I was reading something Sumner wrote back on November 5 in defense of his NGDP targeting entitled "Simple Models and Simple Minded Reasoning." He is arguing against by Laurence Ball which purported to show that NGDP targeting wouldn't work.
Now as I've made clear in the past, NGDP targeting-the best I can tell-sounds like a good idea. At the very least, it would seem to take the Fed away with it's simple minded obsession with inflation. And as Sumner correctly argues part of the problem is that if you have a 2% inflation target if it goes too far beneath it this should be seen as equally problematical as well but it isn't. Then too there's the fact that the inflation target is 0-2 percent as opposed to say 2-4.
The trouble as I see it with a 2% target is that this is even lower than the average rate during the period of the Great Moderation. At a minimum what they should do is determine what the average rate was during that period and that should be the target-guessing it's probably considerably over 3%.

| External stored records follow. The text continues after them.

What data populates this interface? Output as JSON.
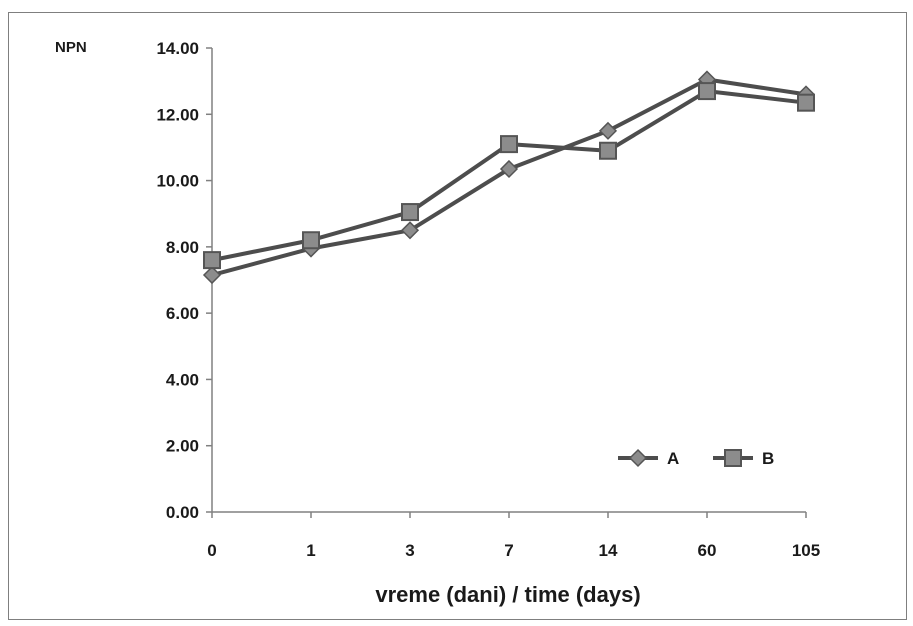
{
  "chart_data": {
    "type": "line",
    "title": "",
    "ylabel": "NPN",
    "xlabel": "vreme (dani) / time (days)",
    "categories": [
      "0",
      "1",
      "3",
      "7",
      "14",
      "60",
      "105"
    ],
    "yticks": [
      "0.00",
      "2.00",
      "4.00",
      "6.00",
      "8.00",
      "10.00",
      "12.00",
      "14.00"
    ],
    "ylim": [
      0,
      14
    ],
    "grid": false,
    "legend_position": "bottom-right",
    "series": [
      {
        "name": "A",
        "marker": "diamond",
        "values": [
          7.15,
          7.95,
          8.5,
          10.35,
          11.5,
          13.05,
          12.6
        ]
      },
      {
        "name": "B",
        "marker": "square",
        "values": [
          7.6,
          8.2,
          9.05,
          11.1,
          10.9,
          12.7,
          12.35
        ]
      }
    ],
    "colors": {
      "line": "#4d4d4d",
      "marker_fill": "#8c8c8c",
      "marker_stroke": "#555555",
      "axis": "#808080"
    }
  }
}
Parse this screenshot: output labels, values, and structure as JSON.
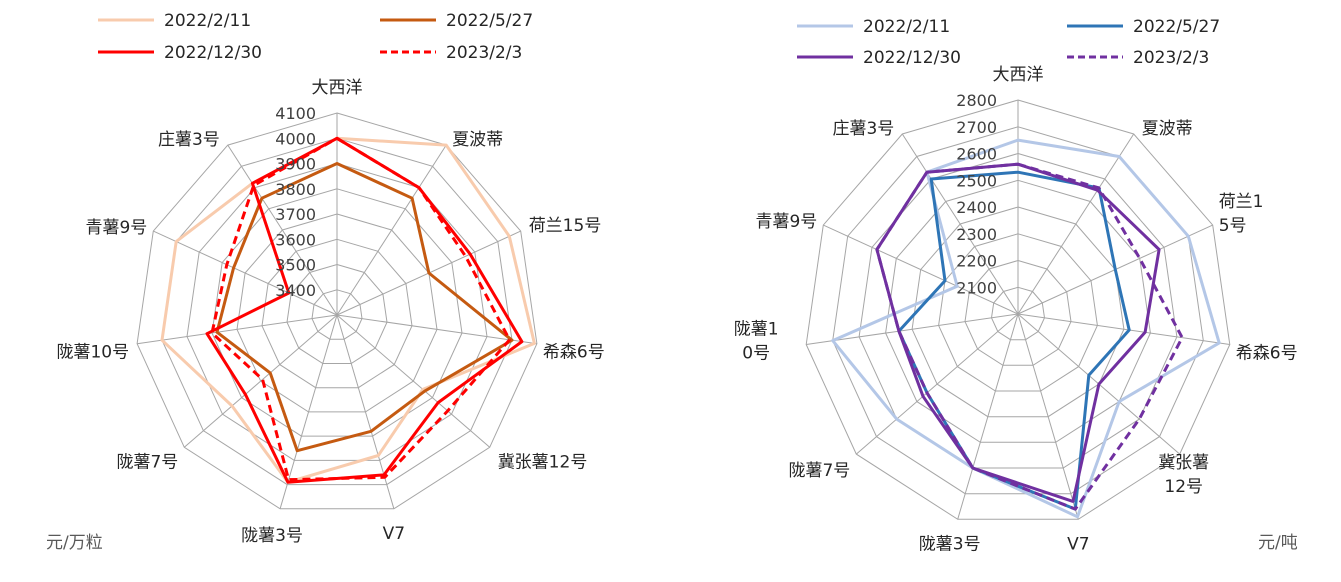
{
  "chart_data": [
    {
      "type": "radar",
      "unit": "元/万粒",
      "categories": [
        "大西洋",
        "夏波蒂",
        "荷兰15号",
        "希森6号",
        "冀张薯12号",
        "V7",
        "陇薯3号",
        "陇薯7号",
        "陇薯10号",
        "青薯9号",
        "庄薯3号"
      ],
      "ticks": [
        "3400",
        "3500",
        "3600",
        "3700",
        "3800",
        "3900",
        "4000",
        "4100"
      ],
      "rmin": 3300,
      "rmax": 4100,
      "series": [
        {
          "name": "2022/2/11",
          "color": "#f8cbad",
          "dash": "solid",
          "values": [
            4000,
            4100,
            4050,
            4090,
            3750,
            3880,
            3990,
            3850,
            4000,
            4000,
            3920
          ]
        },
        {
          "name": "2022/5/27",
          "color": "#c55a11",
          "dash": "solid",
          "values": [
            3900,
            3850,
            3700,
            4000,
            3760,
            3780,
            3860,
            3650,
            3780,
            3750,
            3850
          ]
        },
        {
          "name": "2022/12/30",
          "color": "#ff0000",
          "dash": "solid",
          "values": [
            4000,
            3900,
            3880,
            4040,
            3830,
            3960,
            3990,
            3780,
            3820,
            3510,
            3920
          ]
        },
        {
          "name": "2023/2/3",
          "color": "#ff0000",
          "dash": "dashed",
          "values": [
            4000,
            3900,
            3860,
            3990,
            3880,
            3970,
            3980,
            3690,
            3800,
            3780,
            3910
          ]
        }
      ]
    },
    {
      "type": "radar",
      "unit": "元/吨",
      "categories": [
        "大西洋",
        "夏波蒂",
        "荷兰15号",
        "希森6号",
        "冀张薯12号",
        "V7",
        "陇薯3号",
        "陇薯7号",
        "陇薯10号",
        "青薯9号",
        "庄薯3号"
      ],
      "ticks": [
        "2100",
        "2200",
        "2300",
        "2400",
        "2500",
        "2600",
        "2700",
        "2800"
      ],
      "rmin": 2000,
      "rmax": 2800,
      "series": [
        {
          "name": "2022/2/11",
          "color": "#b4c7e7",
          "dash": "solid",
          "values": [
            2650,
            2700,
            2700,
            2760,
            2500,
            2790,
            2600,
            2600,
            2700,
            2250,
            2630
          ]
        },
        {
          "name": "2022/5/27",
          "color": "#2e75b6",
          "dash": "solid",
          "values": [
            2530,
            2560,
            2400,
            2420,
            2350,
            2760,
            2600,
            2450,
            2450,
            2300,
            2600
          ]
        },
        {
          "name": "2022/12/30",
          "color": "#7030a0",
          "dash": "solid",
          "values": [
            2560,
            2550,
            2580,
            2480,
            2400,
            2730,
            2600,
            2470,
            2450,
            2580,
            2630
          ]
        },
        {
          "name": "2023/2/3",
          "color": "#7030a0",
          "dash": "dashed",
          "values": [
            2560,
            2560,
            2500,
            2620,
            2600,
            2760,
            2600,
            2450,
            2450,
            2580,
            2630
          ]
        }
      ]
    }
  ]
}
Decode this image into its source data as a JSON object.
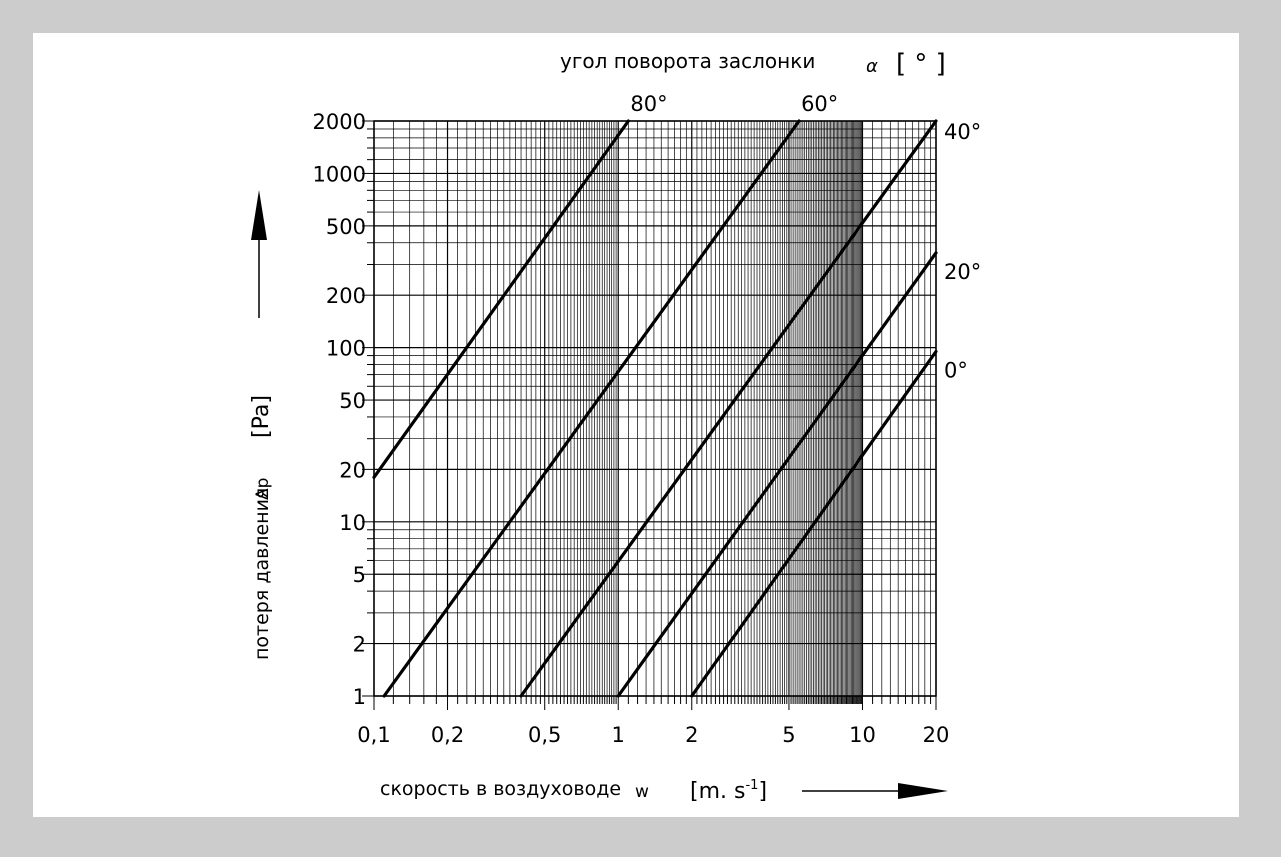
{
  "chart_data": {
    "type": "line",
    "x_scale": "log",
    "y_scale": "log",
    "grid": true,
    "xlim": [
      0.1,
      20
    ],
    "ylim": [
      1,
      2000
    ],
    "xlabel": "скорость в воздуховоде",
    "xlabel_symbol": "w",
    "xlabel_unit": "[m. s-1]",
    "ylabel": "потеря давления",
    "ylabel_symbol": "Δp",
    "ylabel_unit": "[Pa]",
    "top_label": "угол поворота заслонки",
    "top_label_symbol": "α",
    "top_label_unit": "[ ° ]",
    "x_ticks": [
      {
        "value": 0.1,
        "label": "0,1"
      },
      {
        "value": 0.2,
        "label": "0,2"
      },
      {
        "value": 0.5,
        "label": "0,5"
      },
      {
        "value": 1,
        "label": "1"
      },
      {
        "value": 2,
        "label": "2"
      },
      {
        "value": 5,
        "label": "5"
      },
      {
        "value": 10,
        "label": "10"
      },
      {
        "value": 20,
        "label": "20"
      }
    ],
    "y_ticks": [
      {
        "value": 1,
        "label": "1"
      },
      {
        "value": 2,
        "label": "2"
      },
      {
        "value": 5,
        "label": "5"
      },
      {
        "value": 10,
        "label": "10"
      },
      {
        "value": 20,
        "label": "20"
      },
      {
        "value": 50,
        "label": "50"
      },
      {
        "value": 100,
        "label": "100"
      },
      {
        "value": 200,
        "label": "200"
      },
      {
        "value": 500,
        "label": "500"
      },
      {
        "value": 1000,
        "label": "1000"
      },
      {
        "value": 2000,
        "label": "2000"
      }
    ],
    "series": [
      {
        "name": "80°",
        "x": [
          0.1,
          1.1
        ],
        "y": [
          18,
          2000
        ]
      },
      {
        "name": "60°",
        "x": [
          0.11,
          5.5
        ],
        "y": [
          1,
          2000
        ]
      },
      {
        "name": "40°",
        "x": [
          0.4,
          20
        ],
        "y": [
          1,
          2000
        ]
      },
      {
        "name": "20°",
        "x": [
          1.0,
          20
        ],
        "y": [
          1,
          350
        ]
      },
      {
        "name": "0°",
        "x": [
          2.0,
          20
        ],
        "y": [
          1,
          95
        ]
      }
    ]
  }
}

So I have no problem with Sumner's cause. Still every now and again he says things that seem highly dubious. One is his feeling that the minimum wage at $7.25 an hour is unacceptably high. Another example is when he claimed that fiscal policy during the 20s was optimum and the Depression wouldn't have happened if Benjamin Strong hadn't died-such a literalist cause and effect as that is simply too facile to be plausible.
Here he is again in his argument for NGDP-which I for one tend to support-making a comment that I just have to push back on:
"I don’t work with toy models; I try to stay grounded in the real world. I notice that periods of above 5% NGDP growth (like the 1970s) are viewed as periods where monetary policy was too expansionary. And when NGDP plummets, like in the 1930s, money was too tight. And when NGDP grew at a steady rate of 5%, we achieved the best macro performance in history, the so-called “Great Moderation.” And when we let NGDP collapse in late 2008 and 2009, we had a very severe recession."
I'm sure he doesn't work with "toy models" I mean who does? The MMTers don't either but criticise those who do. Someone uses them but who? Sumner claims this Laurence Ball fellow does.
But I have to question that during the Great Moderation we had the best macro peformance ever. Not true. It was a time that saw considerably higher unemployment and a stagnant standard of living for most Americans. Far better was the period from 1948-77. This might seem like quibbling but it isn't. It needs to be understood-as I doubt Sumner does-that things were far from all right in 2007 prior to the implosion of 2008.
We had some tough structural changes in the US economy and most Americans struggled in the height of the Bush Boom (2003-2007). This boom was skin deep built upon the credit and housing bubbles. If he thinks that the 20s were an economic utopia that could have gone on forever if only Strong had lived, presumably he thinks that with the right Fed policy we can return to the golden age of 2003-2007.
Fact is for most Americans it was a bronze age. We saw the worst level of job creation during the Bush Administration in the postwar era.
The recession of 2001-wrongly called short and shallow by Allan Greenspan-was actually the worst recession in the postwar years-even than the recession that Volcker deliberately caused. While it's true that the Volcker Recession saw 11.3% unemployment this was short lived and the recovery was better, even though the unemployment level under Reagan never got as low as it did during the W. Bush years.
The disconnect was the kind of employment-millions of white collar workers were relegated to low paying service jobs where they could only approximate their former middle class lifestyles by credit cards and the housing boom.
With the 2001 recession the American Dream is dead. Just like Nietzsche said of God, some took longer to realize it than others. Sumner may still not know this. But it is what it is. If the American Dream is to come back we will have to reclaim it.